Well Spacer/Tie-Back Template
A multiwell template that is used as a drilling guide to predrill wells prior to installing a surface facility is referred to as a well space/tie-back template. The wells are typically tied back to the surface facility during completion. If subsea trees are to be installed on the template, it should provide proper mechanical guidance for positioning of the trees and sufficient room for all installation and intervention operations.
A riser-support template supports a marine production riser or loading terminal and serves to react to loads on the riser throughout its service life. This type of template may also include a pipeline connection capability.Templates designed to provide underwater wellhead support should incorporate a well bay and associated structure capable of withstanding drilling loads. The design should provide sufficient rigidity to maintain required spatial tolerances between components when under deflection.
Design loads may also include weight from surface casings due to inadequate cementing and drilling riser loads caused by vessel offsets. The template should withstand pipeline installation forces, snag loads, and any loads induced by thermal expansion. If the template cannot be practically designed for pipeline snag loads, a protective breakaway deviceshould be considered. The template should provide a sufficiently strong foundation to be able to transfer design loads into the seabed. The template should be capable of withstanding the applicable loads due to the use of maintenance equipment.
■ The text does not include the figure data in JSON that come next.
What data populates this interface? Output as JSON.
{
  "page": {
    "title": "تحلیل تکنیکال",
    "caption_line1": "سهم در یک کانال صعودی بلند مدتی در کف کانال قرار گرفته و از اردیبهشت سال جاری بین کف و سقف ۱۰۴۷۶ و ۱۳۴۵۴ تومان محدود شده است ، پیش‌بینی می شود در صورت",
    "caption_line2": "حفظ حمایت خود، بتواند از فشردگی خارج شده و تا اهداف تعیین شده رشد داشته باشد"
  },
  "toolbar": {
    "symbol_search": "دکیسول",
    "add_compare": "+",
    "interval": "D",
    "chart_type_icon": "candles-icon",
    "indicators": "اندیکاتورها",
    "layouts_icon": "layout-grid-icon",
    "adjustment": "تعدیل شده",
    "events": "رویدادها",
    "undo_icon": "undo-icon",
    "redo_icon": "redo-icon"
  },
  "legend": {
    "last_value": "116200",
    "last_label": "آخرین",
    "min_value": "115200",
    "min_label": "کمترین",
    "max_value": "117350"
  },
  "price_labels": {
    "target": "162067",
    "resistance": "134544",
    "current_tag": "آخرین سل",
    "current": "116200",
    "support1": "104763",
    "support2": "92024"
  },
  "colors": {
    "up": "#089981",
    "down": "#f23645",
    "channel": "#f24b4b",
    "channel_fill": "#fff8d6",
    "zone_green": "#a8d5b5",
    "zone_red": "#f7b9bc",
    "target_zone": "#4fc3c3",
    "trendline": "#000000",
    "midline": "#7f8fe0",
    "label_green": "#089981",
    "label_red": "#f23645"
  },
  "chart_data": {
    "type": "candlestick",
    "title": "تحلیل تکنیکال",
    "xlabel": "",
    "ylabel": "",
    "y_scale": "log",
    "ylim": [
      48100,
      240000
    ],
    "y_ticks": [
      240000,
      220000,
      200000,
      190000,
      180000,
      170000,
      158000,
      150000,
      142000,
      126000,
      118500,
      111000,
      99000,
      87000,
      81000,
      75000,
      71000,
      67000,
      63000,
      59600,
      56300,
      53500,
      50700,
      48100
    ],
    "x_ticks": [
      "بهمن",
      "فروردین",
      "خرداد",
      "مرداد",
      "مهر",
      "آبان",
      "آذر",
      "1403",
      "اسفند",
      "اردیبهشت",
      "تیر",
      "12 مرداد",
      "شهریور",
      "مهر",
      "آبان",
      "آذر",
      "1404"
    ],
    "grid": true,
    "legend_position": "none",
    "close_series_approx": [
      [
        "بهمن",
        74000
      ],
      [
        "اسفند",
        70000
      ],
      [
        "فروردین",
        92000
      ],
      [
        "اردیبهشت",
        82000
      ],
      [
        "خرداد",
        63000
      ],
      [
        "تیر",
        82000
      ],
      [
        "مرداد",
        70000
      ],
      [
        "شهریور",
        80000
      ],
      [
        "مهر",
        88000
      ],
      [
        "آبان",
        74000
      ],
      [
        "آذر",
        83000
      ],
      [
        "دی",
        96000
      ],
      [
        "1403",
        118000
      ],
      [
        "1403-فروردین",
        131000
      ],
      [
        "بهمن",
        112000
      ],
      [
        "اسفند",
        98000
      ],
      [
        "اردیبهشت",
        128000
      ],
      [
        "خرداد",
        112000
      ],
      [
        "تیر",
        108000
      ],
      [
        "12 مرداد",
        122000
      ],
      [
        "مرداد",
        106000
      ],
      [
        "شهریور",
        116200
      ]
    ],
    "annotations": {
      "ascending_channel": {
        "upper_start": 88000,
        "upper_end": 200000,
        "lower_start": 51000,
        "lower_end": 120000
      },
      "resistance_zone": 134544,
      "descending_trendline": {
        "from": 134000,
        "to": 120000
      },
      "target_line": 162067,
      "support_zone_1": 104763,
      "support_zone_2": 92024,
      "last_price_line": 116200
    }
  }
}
In seismically active regions, the effects of earthquakes on the template should be considered. The design should allow for thermal expansion loads of elements heated by the produced fluid stream. The possibility of accidental snagging of the structure by trawling equipment, anchors, or other foreign objects, and the resultant loading, should be considered. The structural shape and strength should be designed to accommodate the maximum snag load without damaging critical components.
If the template is to be recovered at the end of the project, a recovery method should be considered. During installation and retrieval of the template, the vertical center of buoyancy should be maintained well above the center of gravity. Placement of any sacrificial anodes should be considered, avoiding areas subjected to accumulation of drill cuttings.